Bijstandsbond: “we moeten maar eens kappen met dwangarbeid”

Logo van de Bijstandsbond.
Logo van de Bijstandsbond.

Het praatje van de Bijstandsbond, gisteren vooraf aan het blok van baanlozen en flexwerkers tijdens de 1 mei-demonstratie van de FNV in Amsterdam.

Goedemiddag dames en heren, meisjes en jongens, vriendinnen en vrienden. Vandaag is het 1 mei, de feestdag van de arbeidersbeweging over de gehele wereld.

In Nederland heeft de vakbeweging gekozen voor de leuze “Dag van de echte banen”. Daar ben ik blij mee, want dat betekent dat men bij de vakbeweging ook door heeft dat het aan echte banen schort. We hebben te veel precaire banen en flexbanen, waarmee je nauwelijks of helemaal niet kan rondkomen, of gewoon gezegd: in je levensonderhoud kan voorzien.

Een ander punt zijn de zogenaamde trajecten, waar werklozen werkervaring moeten opdoen voordat ze aan het echte werk mogen beginnen. Ja, u hoort het goed: waar werklozen werkervaring moeten opdoen. En dat geeft precies aan waar het aan schort, namelijk aan voldoende werk voor iedereen.

Want een maatschappij die het zich kan veroorloven om mensen weg te stoppen om werkervaring op te doen, heeft geen tekort aan werkzoekenden, maar heeft juist een tekort aan werk. En kan juist daardoor absurde eisen stellen aan zowel werkenden als werkzoekenden. De werkzoekende doet alles om het werk te behouden en de werkloze om eventueel werk te krijgen.

Sinds de jaren tachtig van de vorige eeuw is het niet meer gebruikelijk om werkloosheid te zien als een maatschappelijk probleem. We zijn zogenaamd vergeten dat veel werk naar lagelonenlanden is gegaan of stomweg weggeautomatiseerd is. Nee, werkloosheid zien we nu als een persoonlijk probleem. Als een probleem van het individu. Die beschikt zogenaamd niet over werkervaring, en moet weer wennen aan het arbeidsritme.

Maar daar heeft de reïntegratiemaffia wel iets op gevonden. Je wordt weggestopt in een namaakwerkomgeving en via allerlei trajecten leren ze je wel om op tijd te komen, te doen wat je wordt opgedragen en domweg je kop te houden. Maar vooral geen eisen te leren stellen over werk en/of beloning.
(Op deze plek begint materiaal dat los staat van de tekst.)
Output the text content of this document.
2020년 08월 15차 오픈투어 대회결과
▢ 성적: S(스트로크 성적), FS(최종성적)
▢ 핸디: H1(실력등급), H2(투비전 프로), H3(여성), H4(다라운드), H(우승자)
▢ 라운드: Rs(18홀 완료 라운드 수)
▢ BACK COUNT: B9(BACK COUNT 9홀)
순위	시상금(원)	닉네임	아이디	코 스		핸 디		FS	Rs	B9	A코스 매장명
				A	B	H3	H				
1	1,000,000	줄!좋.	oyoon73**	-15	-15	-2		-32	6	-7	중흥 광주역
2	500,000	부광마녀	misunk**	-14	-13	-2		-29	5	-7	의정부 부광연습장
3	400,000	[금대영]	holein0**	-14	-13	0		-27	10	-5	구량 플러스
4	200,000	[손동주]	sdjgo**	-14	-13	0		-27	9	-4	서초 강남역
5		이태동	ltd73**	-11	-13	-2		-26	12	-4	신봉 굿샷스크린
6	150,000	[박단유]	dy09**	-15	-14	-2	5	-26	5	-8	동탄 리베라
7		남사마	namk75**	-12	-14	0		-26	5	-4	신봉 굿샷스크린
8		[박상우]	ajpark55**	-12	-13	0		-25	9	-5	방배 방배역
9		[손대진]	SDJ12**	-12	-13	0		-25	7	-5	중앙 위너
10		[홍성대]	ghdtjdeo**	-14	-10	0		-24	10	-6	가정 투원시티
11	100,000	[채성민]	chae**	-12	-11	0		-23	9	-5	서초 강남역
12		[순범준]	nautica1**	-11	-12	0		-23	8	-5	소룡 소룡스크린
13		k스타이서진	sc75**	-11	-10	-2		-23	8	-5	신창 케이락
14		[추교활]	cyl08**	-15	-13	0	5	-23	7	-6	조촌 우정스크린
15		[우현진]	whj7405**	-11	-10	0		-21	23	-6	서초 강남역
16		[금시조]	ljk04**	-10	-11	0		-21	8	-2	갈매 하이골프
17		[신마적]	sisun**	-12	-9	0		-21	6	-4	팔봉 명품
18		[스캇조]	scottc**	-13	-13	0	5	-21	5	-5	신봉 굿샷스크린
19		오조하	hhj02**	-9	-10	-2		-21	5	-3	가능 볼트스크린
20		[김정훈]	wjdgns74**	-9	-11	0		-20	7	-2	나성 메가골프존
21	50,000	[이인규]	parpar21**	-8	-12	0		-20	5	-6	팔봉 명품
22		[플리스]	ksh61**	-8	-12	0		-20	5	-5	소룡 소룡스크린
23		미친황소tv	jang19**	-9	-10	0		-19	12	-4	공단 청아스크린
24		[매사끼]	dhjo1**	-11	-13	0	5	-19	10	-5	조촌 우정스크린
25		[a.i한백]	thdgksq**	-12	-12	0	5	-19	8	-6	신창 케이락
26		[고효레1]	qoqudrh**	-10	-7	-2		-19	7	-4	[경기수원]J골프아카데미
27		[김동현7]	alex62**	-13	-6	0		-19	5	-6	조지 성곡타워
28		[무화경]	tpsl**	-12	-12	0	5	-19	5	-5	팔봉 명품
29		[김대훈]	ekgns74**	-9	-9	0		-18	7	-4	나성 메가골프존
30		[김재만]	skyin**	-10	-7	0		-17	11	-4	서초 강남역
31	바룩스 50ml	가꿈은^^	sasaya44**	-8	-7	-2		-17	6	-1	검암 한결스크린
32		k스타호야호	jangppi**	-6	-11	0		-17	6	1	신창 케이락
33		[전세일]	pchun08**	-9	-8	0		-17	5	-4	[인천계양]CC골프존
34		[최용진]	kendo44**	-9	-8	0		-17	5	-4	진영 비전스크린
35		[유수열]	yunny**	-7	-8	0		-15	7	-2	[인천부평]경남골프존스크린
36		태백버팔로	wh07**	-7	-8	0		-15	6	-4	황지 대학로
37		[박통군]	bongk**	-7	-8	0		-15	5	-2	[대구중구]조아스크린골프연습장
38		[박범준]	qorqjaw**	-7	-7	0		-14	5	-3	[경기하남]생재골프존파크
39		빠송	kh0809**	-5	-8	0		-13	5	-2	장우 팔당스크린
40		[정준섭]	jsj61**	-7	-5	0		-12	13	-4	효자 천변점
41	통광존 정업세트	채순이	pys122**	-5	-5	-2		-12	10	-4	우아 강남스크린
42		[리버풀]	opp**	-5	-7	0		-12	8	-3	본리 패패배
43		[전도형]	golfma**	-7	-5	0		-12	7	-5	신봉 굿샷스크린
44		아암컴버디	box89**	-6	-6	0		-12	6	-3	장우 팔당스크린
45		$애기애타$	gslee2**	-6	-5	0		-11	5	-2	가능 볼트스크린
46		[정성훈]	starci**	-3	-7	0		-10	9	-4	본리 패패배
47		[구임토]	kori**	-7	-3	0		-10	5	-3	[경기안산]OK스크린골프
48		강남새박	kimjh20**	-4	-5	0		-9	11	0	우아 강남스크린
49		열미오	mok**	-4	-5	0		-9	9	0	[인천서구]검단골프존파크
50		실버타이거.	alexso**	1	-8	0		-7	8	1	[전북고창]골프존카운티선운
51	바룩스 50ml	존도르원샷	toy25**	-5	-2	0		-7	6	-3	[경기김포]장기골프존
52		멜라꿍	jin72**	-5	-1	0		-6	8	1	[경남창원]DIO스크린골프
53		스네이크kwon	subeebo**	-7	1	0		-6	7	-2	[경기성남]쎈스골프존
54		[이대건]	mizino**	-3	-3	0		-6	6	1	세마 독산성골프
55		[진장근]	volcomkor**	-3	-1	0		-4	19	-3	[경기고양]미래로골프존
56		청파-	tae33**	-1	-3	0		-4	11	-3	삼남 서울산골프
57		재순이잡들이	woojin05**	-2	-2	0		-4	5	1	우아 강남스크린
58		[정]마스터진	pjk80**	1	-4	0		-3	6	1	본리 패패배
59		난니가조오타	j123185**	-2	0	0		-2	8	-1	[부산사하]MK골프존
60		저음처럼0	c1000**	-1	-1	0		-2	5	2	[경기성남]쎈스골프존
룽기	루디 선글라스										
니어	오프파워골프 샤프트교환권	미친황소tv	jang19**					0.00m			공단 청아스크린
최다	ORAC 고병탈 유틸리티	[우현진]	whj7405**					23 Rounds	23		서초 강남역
Kortom, werkloosheid moet in de schoenen van de werkloze geschoven worden. Moet persoonlijk worden en mag vooral niet gezien worden als een maatschappelijk probleem. Dat maakt het voor een politicus ook wel makkelijk. Hij hoeft niet na te denken over hoe werk en/of inkomen eerlijker verdeeld kan worden. Werkloosheid is de schuld van het individu immers.

Bijkomend voordeel – ja, en dan weet ik niet of ik dat vandaag hier kan zeggen – van deze mensonterende redenering is ook dat het moeilijker wordt om mensen op het thema werkloosheid te mobiliseren. Dat heb je immers als het ware aan jezelf te wijten. Ja, dat had ik beter even kunnen weglaten, want er zijn genoeg mensen hier om het tegendeel te bewijzen.

Soms vinden die trajecten plaats in een namaakwerkomgeving. Maar steeds vaker vinden die trajecten in een echte werkomgeving plaats. Daar staan werkloze trajecters zij aan zij met betaalde krachten. Daar doen werklozen precies hetzelfde werk als iemand met een vaste baan en salaris. De werkloze echter krijgt geen salaris, maar moet het doen met zijn uitkering. Dit noemen wij verdringing van betaald werk.

En let op: niet meedoen is geen optie. Want dan verlies je je uitkering en welke uitkeringsgerechtigde kan zich dat permitteren? Niemand toch?! En daarom noemen wij dit dwangarbeid. Nou, en daar moeten we maar eens mee kappen. We gaan voor echt werk of anders een leefbaar inkomen.